O voto do ministro Gilmar Mendes desempatou o julgamento e garantiu a soltura do ex-governador. O magistrado destacou que já era descabido decretar a prisão preventiva de Cabral em 2016 por fatos ocorridos em 2008 e 2009. Além disso, Gilmar ressaltou que o ex-governador está preso há seis anos, o que caracteriza antecipação de pena — prática proibida pelo STF.
A juíza substituta da 13ª Vara Federal de Curitiba, Gabriela Hardt, afirmou que é preciso cumprir a ordem de revogação da prisão preventiva determinada pelo STF. No entanto, ela impôs prisão domiciliar com uso de tornozeleira eletrônica a Cabral pela gravidade dos crimes e influência política.
"Considerando a magnitude dos delitos praticados, a reiteração destes delitos e suas graves consequências para a sociedade, o fato do paciente ser proeminente personagem no núcleo da organização criminosa, e a provável capacidade do paciente de exercer influência em negócios e articulações no âmbito federal e de estadual — em que pese o tempo considerável em que está cautelarmente segregado e destituído do poder formal —, julgo necessário que a soltura de Sérgio de Oliveira Cabral Santos Filho (se não houver outro motivo para permanecer preso) seja acompanhada de algumas medidas cautelares", declarou a julgadora.
Além disso, a juíza estabeleceu algumas restrições ao ex-governador. Ele só poderá deixar sua casa com autorização judicial, exceto em casos de emergência dele e de seus familiares, os quais deverão ser comunicados à Justiça no prazo de até 24 horas.
Cabral deverá usar tornozeleira eletrônica o tempo todo e só poderá receber visitas de parentes até o terceiro grau, advogados constituídos e profissionais de saúde. A juíza ressaltou que o político não poderá receber visitas de delatores ou outros investigados, em especial da operação "lava jato".
O ex-governador não poderá promover em sua casa festas ou quaisquer outros eventos sociais. Também não será permitido alterar seu endereço sem prévia autorização judicial e deverá comparecer a juízo sempre que intimado. Se a ordem de prisão domiciliar for revogada, e Cabral tiver que voltar para a prisão, deverá apresentar-se por sua conta às autoridades policiais federais locais para a execução de sua recaptura.
Em nota, a defesa de Sérgio Cabral, pelos advogados Daniel Bialski, Bruno Borragine, Patrícia Proetti e Anna Julia Menezes, informou que o alvará de soltura já foi expedido para que o político cumpra a prisão domiciliar.

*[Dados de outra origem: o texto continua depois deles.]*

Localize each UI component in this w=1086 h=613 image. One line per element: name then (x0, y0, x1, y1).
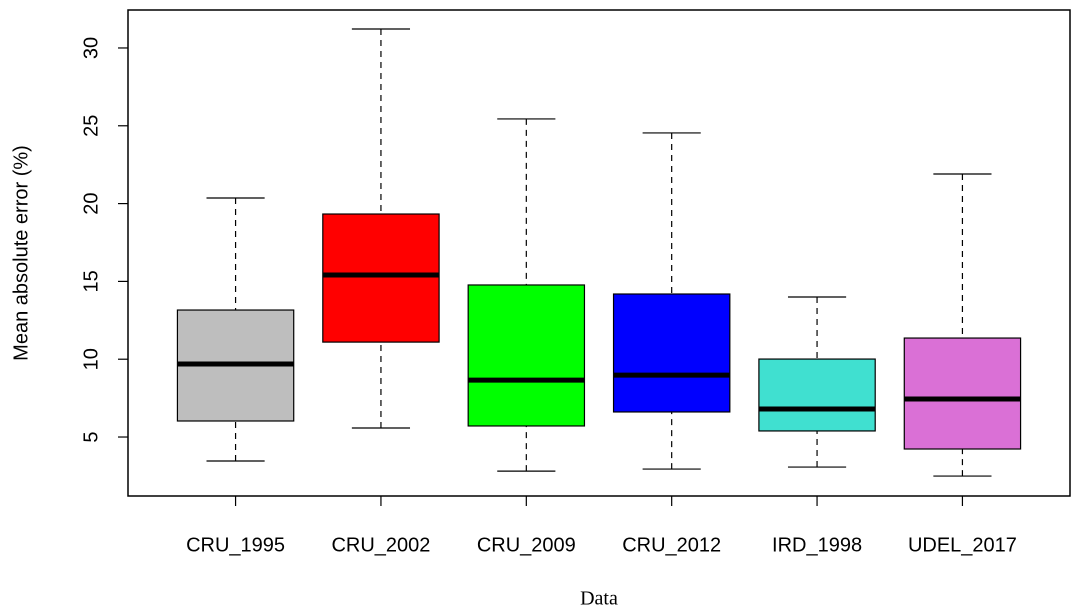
y-tick-label: 20 (80, 192, 102, 214)
y-tick-label: 10 (80, 348, 102, 370)
box (758, 358, 876, 432)
x-tick-label: IRD_1998 (772, 534, 862, 556)
y-tick-label: 15 (80, 270, 102, 292)
y-tick-label: 5 (80, 431, 102, 442)
x-axis-title: Data (580, 588, 618, 610)
box (612, 293, 731, 413)
x-tick-label: CRU_2012 (622, 534, 721, 556)
y-tick-label: 30 (80, 37, 102, 59)
box (903, 337, 1022, 450)
y-tick-label: 25 (80, 115, 102, 137)
box (467, 284, 586, 427)
x-tick-label: CRU_1995 (186, 534, 285, 556)
x-tick-label: CRU_2002 (331, 534, 430, 556)
x-tick-label: UDEL_2017 (908, 534, 1017, 556)
plot-frame (127, 9, 1071, 497)
y-axis-title: Mean absolute error (%) (10, 145, 32, 361)
box (322, 213, 440, 343)
x-tick-label: CRU_2009 (477, 534, 576, 556)
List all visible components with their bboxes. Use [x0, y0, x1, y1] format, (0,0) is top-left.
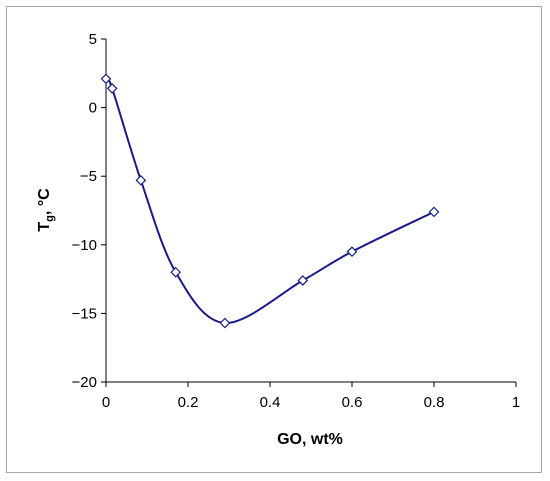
x-tick-label: 0.2 [178, 394, 199, 411]
y-axis-title-main: T [36, 222, 53, 232]
data-point [428, 206, 440, 218]
axes [101, 38, 517, 387]
curve-layer [105, 76, 435, 325]
chart-frame [6, 6, 542, 473]
label-layer: 5 0 −5 −10 −15 −20 0 0.2 0.4 0.6 0.8 1 [72, 31, 521, 411]
y-tick-label: −20 [72, 374, 97, 391]
x-tick-label: 0 [102, 394, 110, 411]
data-point [219, 317, 231, 329]
data-point [297, 275, 309, 286]
y-tick-label: −15 [72, 305, 97, 322]
data-point [170, 266, 182, 278]
marker-layer [100, 73, 440, 329]
data-point [135, 174, 147, 186]
x-tick-label: 0.4 [260, 394, 281, 411]
y-tick-label: 5 [89, 31, 97, 48]
y-tick-label: 0 [89, 100, 97, 117]
x-tick-label: 0.6 [342, 394, 363, 411]
data-point [106, 83, 118, 94]
series-line [105, 76, 435, 325]
y-axis-title: Tg, °C [36, 188, 56, 232]
y-axis-title-rest: , °C [36, 188, 53, 215]
data-point [346, 246, 358, 258]
y-tick-label: −10 [72, 237, 97, 254]
y-axis-title-subscript: g [44, 215, 56, 222]
y-tick-label: −5 [80, 168, 97, 185]
data-point [100, 73, 112, 85]
x-axis-title: GO, wt% [277, 431, 343, 448]
x-tick-label: 1 [512, 394, 520, 411]
x-tick-label: 0.8 [424, 394, 445, 411]
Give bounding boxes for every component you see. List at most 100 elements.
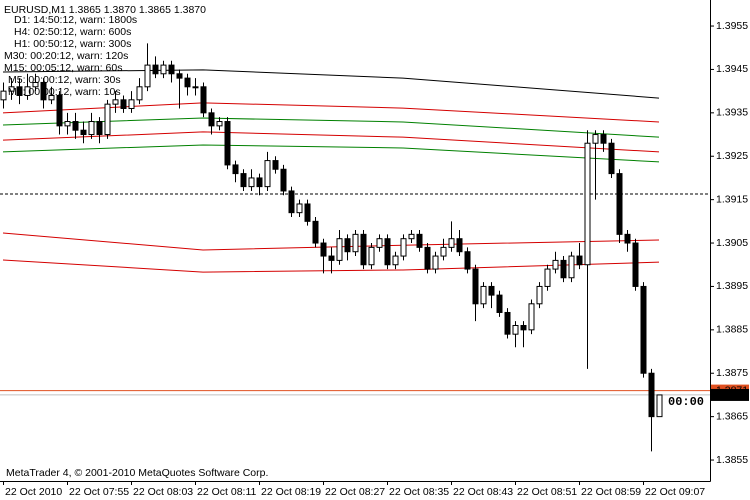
candle-body-down (496, 294, 503, 313)
indicator-line (2, 131, 660, 153)
y-tick-label: 1.3875 (716, 367, 748, 379)
candle-body-up (264, 160, 271, 188)
candle-body-down (56, 94, 63, 127)
indicator-line (2, 259, 660, 273)
timer-text: H1: 00:50:12, warn: 300s (14, 38, 131, 50)
candle-body-up (352, 233, 359, 253)
timer-text: D1: 14:50:12, warn: 1800s (14, 14, 137, 26)
candle-body-down (208, 112, 215, 127)
candle-body-down (312, 220, 319, 244)
bid-label: 1.3870 (716, 389, 748, 401)
x-tick-label: 22 Oct 08:51 (517, 486, 577, 498)
candle-body-up (440, 246, 447, 257)
candle-body-down (224, 121, 231, 166)
footer: MetaTrader 4, © 2001-2010 MetaQuotes Sof… (6, 467, 268, 479)
candle-body-up (136, 86, 143, 101)
candle-body-up (64, 121, 71, 127)
plot-area (0, 43, 710, 452)
y-tick-label: 1.3955 (716, 20, 748, 32)
candle-body-down (40, 81, 47, 101)
candle-body-down (240, 173, 247, 188)
x-tick-label: 22 Oct 07:55 (69, 486, 129, 498)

A defesa ressaltou que "o ex-governador respeitará todas as determinações estabelecidas pela Justiça e que, neste momento, Cabral não se manifestará à imprensa, pois o seu maior desejo é estar na companhia de sua família".
Histórico de Cabral
Sérgio Cabral foi preso preventivamente no âmbito da “lava jato” em 17 de novembro de 2016, por ordem de Sergio Moro, então juiz titular da 13ª Vara Federal de Curitiba. Posteriormente, ele foi alvo de mandados de prisão do juiz Marcelo Bretas, da 7ª Vara Federal Criminal do Rio, e da Justiça fluminense.
Na transferência do ex-governador do Rio para o Complexo Médico-Penal de Pinhais, no Paraná, em 2018, o político teve os pés e mãos algemados, usando ainda um cinto que prendia seus pulsos, para que sequer levantasse os braços.
Advogados e professores consultados pela ConJur consideraram abusiva a atitude da polícia, uma vez que não há registro de episódios de violência por parte do ex-governador. Muitos lembraram da Súmula Vinculante 11 do Supremo Tribunal Federal. Ela determina que "só é lícito o uso de algemas em casos de resistência e de fundado receio de fuga ou de perigo à integridade física própria ou alheia, por parte do preso ou de terceiros, justificada a excepcionalidade por escrito".
Os policiais federais responsáveis pela ação alegaram que Cabral teve suas mãos e pés algemados ao ser transferido para uma prisão de Curitiba porque, se ficasse solto, poderia entrar em confronto com uma “multidão ensandecida”, colocando em risco sua integridade física. Mas as fotos da cena analisadas pelo juiz Ali Mazloum, então auxiliar do Supremo Tribunal Federal, do gabinete do ministro Gilmar Mendes, mostram pouquíssimas pessoas no local.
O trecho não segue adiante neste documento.